Andrea Fantuzzi – Ricordi
I ricordi sono quei nodi che si formano sulla corda della nostra esistenza, a volte per non cadere nel baratro della disperazione, siamo costretti ad aggrapparci ad essi.
I ricordi sono quei nodi che si formano sulla corda della nostra esistenza, a volte per non cadere nel baratro della disperazione, siamo costretti ad aggrapparci ad essi.
Ho tante spine piantate nell’animo, le più grandi son riuscito a toglierle, altre mi si sono spezzate dentro, ma sono sotto lo sguardo vigile del tempo. Le peggiori sono le più sottili, quasi impercettibili, che ondeggiano a ogni respiro, ti trafiggono le carni a ogni carezza, visibili solo in controluce, al bagliore di un ricordo.
Un istante, un sorriso, una mano tesa ed il il suo ricordo è eterno.
Ammettere a se stessi un proprio errore è il primo passo per potervi rimediare.
Il nostro vivere è solo un passaggio un sogno ad occhi aperti un breve miraggio. Piangere, crescere, ed un giorno amare i figli che un domani ci dovranno salutare. Questo mondo è troppo bello per doverlo abbandonare ogni attimo rubato è una conquista per cui lottare!

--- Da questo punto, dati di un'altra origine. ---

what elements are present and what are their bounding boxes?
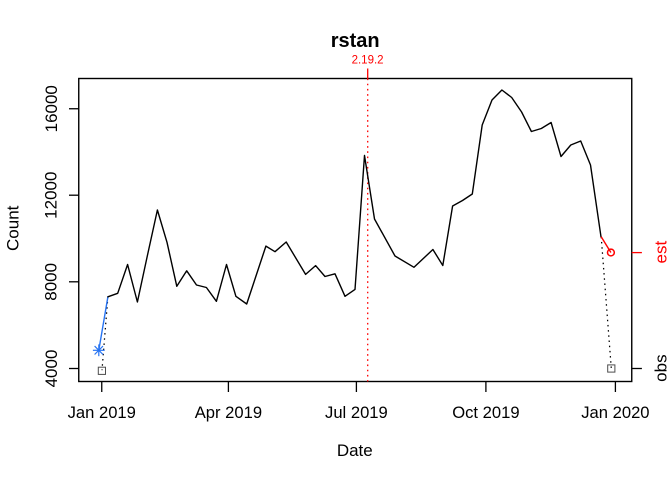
svg-text:est: est	[652, 240, 671, 263]
svg-text:rstan: rstan	[331, 30, 380, 52]
svg-text:Oct 2019: Oct 2019	[452, 403, 519, 422]
svg-text:Apr 2019: Apr 2019	[195, 403, 262, 422]
svg-text:Jul 2019: Jul 2019	[325, 403, 388, 422]
svg-text:Jan 2019: Jan 2019	[68, 403, 136, 422]
svg-text:16000: 16000	[42, 85, 61, 132]
svg-text:Date: Date	[337, 441, 373, 460]
svg-text:2.19.2: 2.19.2	[352, 55, 384, 67]
svg-text:Jan 2020: Jan 2020	[581, 403, 649, 422]
svg-text:obs: obs	[651, 354, 670, 381]
svg-text:4000: 4000	[42, 350, 61, 388]
svg-text:Count: Count	[3, 205, 22, 251]
svg-text:8000: 8000	[42, 263, 61, 301]
svg-text:12000: 12000	[42, 172, 61, 219]
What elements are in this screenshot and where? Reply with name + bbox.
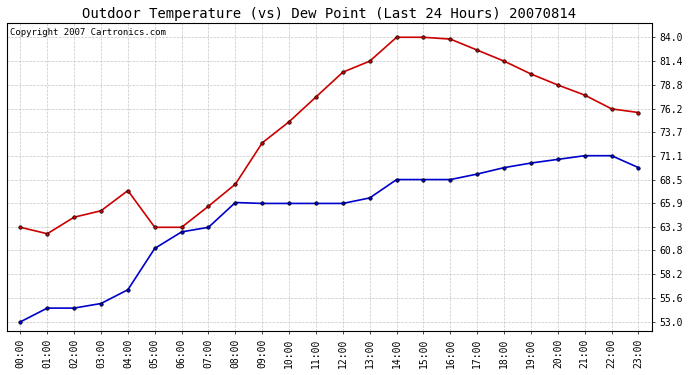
Text: Copyright 2007 Cartronics.com: Copyright 2007 Cartronics.com — [10, 28, 166, 37]
Title: Outdoor Temperature (vs) Dew Point (Last 24 Hours) 20070814: Outdoor Temperature (vs) Dew Point (Last… — [82, 7, 576, 21]
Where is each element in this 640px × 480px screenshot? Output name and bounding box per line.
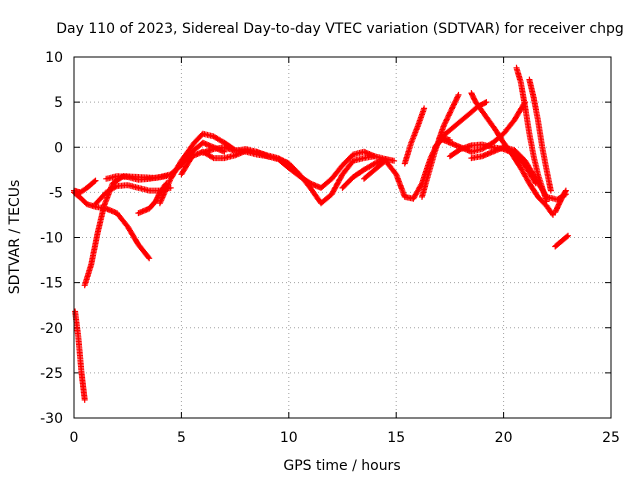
series-arc21 [526, 76, 554, 194]
series-arc19 [468, 144, 569, 203]
x-tick-label: 20 [495, 430, 513, 446]
data-points [71, 64, 571, 403]
x-tick-label: 0 [70, 430, 79, 446]
series-markers [468, 144, 569, 203]
y-tick-label: -5 [49, 185, 63, 201]
x-tick-label: 10 [280, 430, 298, 446]
x-axis-label: GPS time / hours [283, 458, 400, 474]
series-arc11 [339, 156, 389, 191]
series-markers [72, 308, 88, 403]
series-arc10 [199, 144, 398, 191]
series-arc3 [72, 308, 88, 403]
series-markers [156, 130, 292, 207]
y-tick-label: 10 [45, 50, 63, 66]
series-markers [135, 180, 170, 217]
series-arc23 [552, 187, 569, 216]
series-arc2 [71, 189, 153, 262]
axis-ticks: 0 5 10 15 20 25 -30 -25 -20 -15 -10 -5 0 5 10 [40, 50, 620, 446]
chart-title: Day 110 of 2023, Sidereal Day-to-day VTE… [56, 21, 624, 37]
plot-border [73, 56, 612, 419]
x-tick-label: 5 [177, 430, 186, 446]
series-arc20 [513, 64, 550, 205]
y-tick-label: 0 [54, 140, 63, 156]
series-arc7 [135, 180, 170, 217]
series-arc13 [401, 105, 428, 167]
series-markers [71, 189, 153, 262]
series-arc22 [552, 232, 571, 250]
x-tick-label: 15 [387, 430, 405, 446]
series-markers [552, 232, 571, 250]
y-tick-label: 5 [54, 95, 63, 111]
series-markers [401, 105, 428, 167]
series-markers [513, 64, 550, 205]
y-tick-label: -30 [40, 411, 63, 427]
series-markers [526, 76, 554, 194]
y-axis-label: SDTVAR / TECUs [7, 180, 23, 295]
series-markers [552, 187, 569, 216]
series-markers [103, 139, 228, 183]
series-arc6 [103, 139, 228, 183]
x-tick-label: 25 [602, 430, 620, 446]
series-markers [199, 144, 398, 191]
grid-lines [74, 57, 611, 418]
y-tick-label: -15 [40, 276, 63, 292]
y-tick-label: -20 [40, 321, 63, 337]
series-markers [339, 156, 389, 191]
series-arc8 [156, 130, 292, 207]
y-tick-label: -10 [40, 231, 63, 247]
y-tick-label: -25 [40, 366, 63, 382]
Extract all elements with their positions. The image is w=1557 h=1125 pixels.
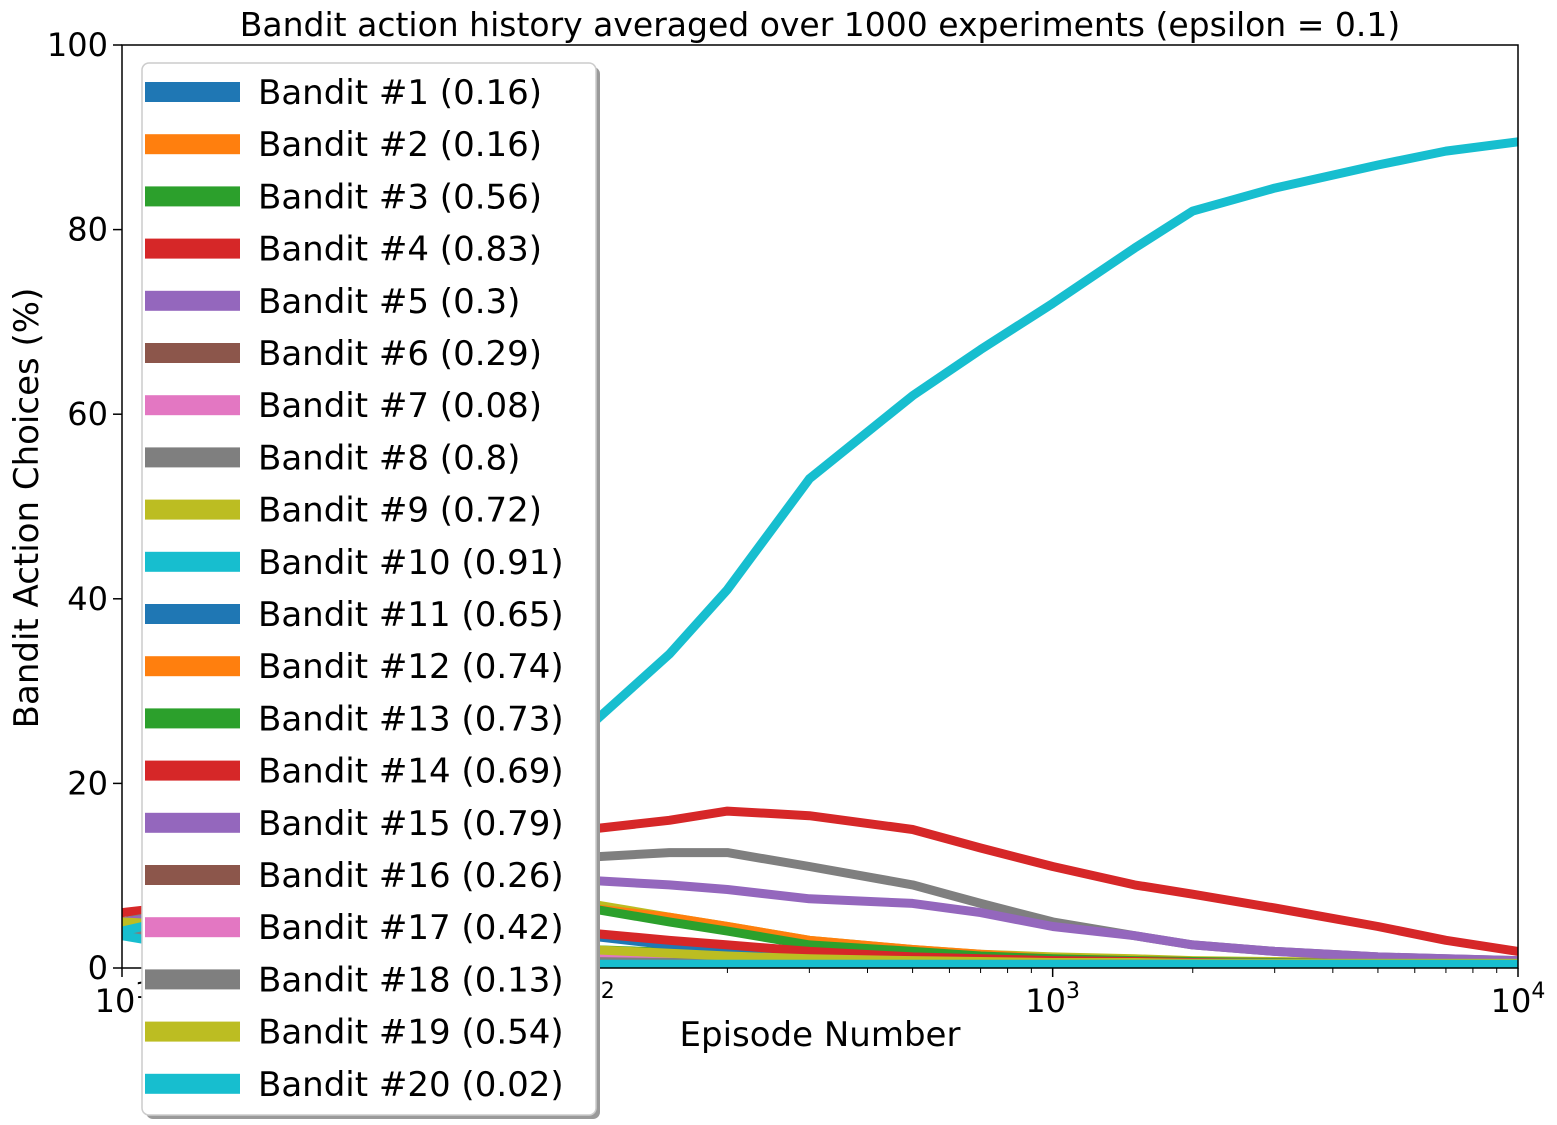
- legend-entry: Bandit #14 (0.69): [145, 752, 564, 792]
- x-tick-label: 101: [95, 979, 150, 1020]
- legend-swatch: [145, 917, 240, 938]
- legend-entry: Bandit #12 (0.74): [145, 647, 564, 687]
- x-tick-label: 103: [1025, 979, 1080, 1020]
- y-tick-label: 20: [67, 764, 108, 802]
- legend-label: Bandit #19 (0.54): [258, 1013, 564, 1053]
- legend-label: Bandit #11 (0.65): [258, 595, 564, 635]
- legend-label: Bandit #1 (0.16): [258, 73, 542, 113]
- legend-entry: Bandit #3 (0.56): [145, 177, 542, 217]
- legend-swatch: [145, 708, 240, 729]
- y-tick-label: 60: [67, 395, 108, 433]
- legend-label: Bandit #15 (0.79): [258, 804, 564, 844]
- x-axis-title: Episode Number: [680, 1015, 961, 1055]
- legend-swatch: [145, 186, 240, 207]
- legend-label: Bandit #8 (0.8): [258, 438, 520, 478]
- legend-swatch: [145, 1021, 240, 1042]
- legend-label: Bandit #12 (0.74): [258, 647, 564, 687]
- legend-entry: Bandit #20 (0.02): [145, 1065, 564, 1105]
- legend-entry: Bandit #2 (0.16): [145, 125, 542, 165]
- legend-entry: Bandit #17 (0.42): [145, 908, 564, 948]
- legend-box: [141, 62, 597, 1116]
- legend-swatch: [145, 447, 240, 468]
- legend-entry: Bandit #8 (0.8): [145, 438, 520, 478]
- legend-label: Bandit #9 (0.72): [258, 491, 542, 531]
- legend-label: Bandit #4 (0.83): [258, 230, 542, 270]
- legend-swatch: [145, 551, 240, 572]
- legend-label: Bandit #14 (0.69): [258, 752, 564, 792]
- legend-label: Bandit #10 (0.91): [258, 543, 564, 583]
- legend-swatch: [145, 760, 240, 781]
- legend-entry: Bandit #16 (0.26): [145, 856, 564, 896]
- legend-entry: Bandit #6 (0.29): [145, 334, 542, 374]
- legend-swatch: [145, 134, 240, 155]
- legend-swatch: [145, 238, 240, 259]
- legend-label: Bandit #13 (0.73): [258, 699, 564, 739]
- plot-frame: [121, 44, 1519, 969]
- legend-entry: Bandit #9 (0.72): [145, 491, 542, 531]
- chart-title: Bandit action history averaged over 1000…: [240, 5, 1400, 44]
- legend-label: Bandit #5 (0.3): [258, 282, 520, 322]
- legend-label: Bandit #16 (0.26): [258, 856, 564, 896]
- legend-label: Bandit #17 (0.42): [258, 908, 564, 948]
- legend-entry: Bandit #4 (0.83): [145, 230, 542, 270]
- legend-swatch: [145, 82, 240, 102]
- legend-entry: Bandit #15 (0.79): [145, 804, 564, 844]
- y-tick-label: 100: [47, 26, 108, 64]
- legend-swatch: [145, 1073, 240, 1094]
- legend-label: Bandit #20 (0.02): [258, 1065, 564, 1105]
- legend-swatch: [145, 343, 240, 363]
- legend-swatch: [145, 812, 240, 833]
- legend-label: Bandit #2 (0.16): [258, 125, 542, 165]
- y-axis-title: Bandit Action Choices (%): [7, 288, 47, 729]
- legend-entry: Bandit #11 (0.65): [145, 595, 564, 635]
- x-tick-label: 104: [1491, 979, 1546, 1020]
- legend-swatch: [145, 969, 240, 990]
- legend-label: Bandit #18 (0.13): [258, 960, 564, 1000]
- legend-swatch: [145, 499, 240, 520]
- y-tick-label: 0: [88, 949, 108, 987]
- y-tick-label: 80: [67, 211, 108, 249]
- legend-label: Bandit #7 (0.08): [258, 386, 542, 426]
- legend: Bandit #1 (0.16) Bandit #2 (0.16) Bandit #…: [141, 62, 600, 1119]
- legend-swatch: [145, 865, 240, 885]
- legend-entry: Bandit #10 (0.91): [145, 543, 564, 583]
- legend-label: Bandit #6 (0.29): [258, 334, 542, 374]
- legend-swatch: [145, 656, 240, 677]
- legend-swatch: [145, 290, 240, 311]
- legend-swatch: [145, 604, 240, 624]
- legend-entry: Bandit #1 (0.16): [145, 73, 542, 113]
- legend-entry: Bandit #5 (0.3): [145, 282, 520, 322]
- legend-entry: Bandit #13 (0.73): [145, 699, 564, 739]
- legend-label: Bandit #3 (0.56): [258, 177, 542, 217]
- legend-entry: Bandit #19 (0.54): [145, 1013, 564, 1053]
- legend-entry: Bandit #7 (0.08): [145, 386, 542, 426]
- y-tick-label: 40: [67, 580, 108, 618]
- legend-entry: Bandit #18 (0.13): [145, 960, 564, 1000]
- legend-swatch: [145, 395, 240, 416]
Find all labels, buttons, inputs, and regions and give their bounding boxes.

Certi profumi non si dimenticano, rimangono intensi nei nostri sogni fino a impregnarne l’essenza.
L’uomo ha bisogno dei ricordi, molto spesso sono lame taglienti, altre volte sono gradevoli passaggi di vita che rivedi volentieri con la mente. I pensieri, talvolta, sono una sorta di salvagente, altre invece sono come un sasso legato ad una corda che ti trascina verso il fondo.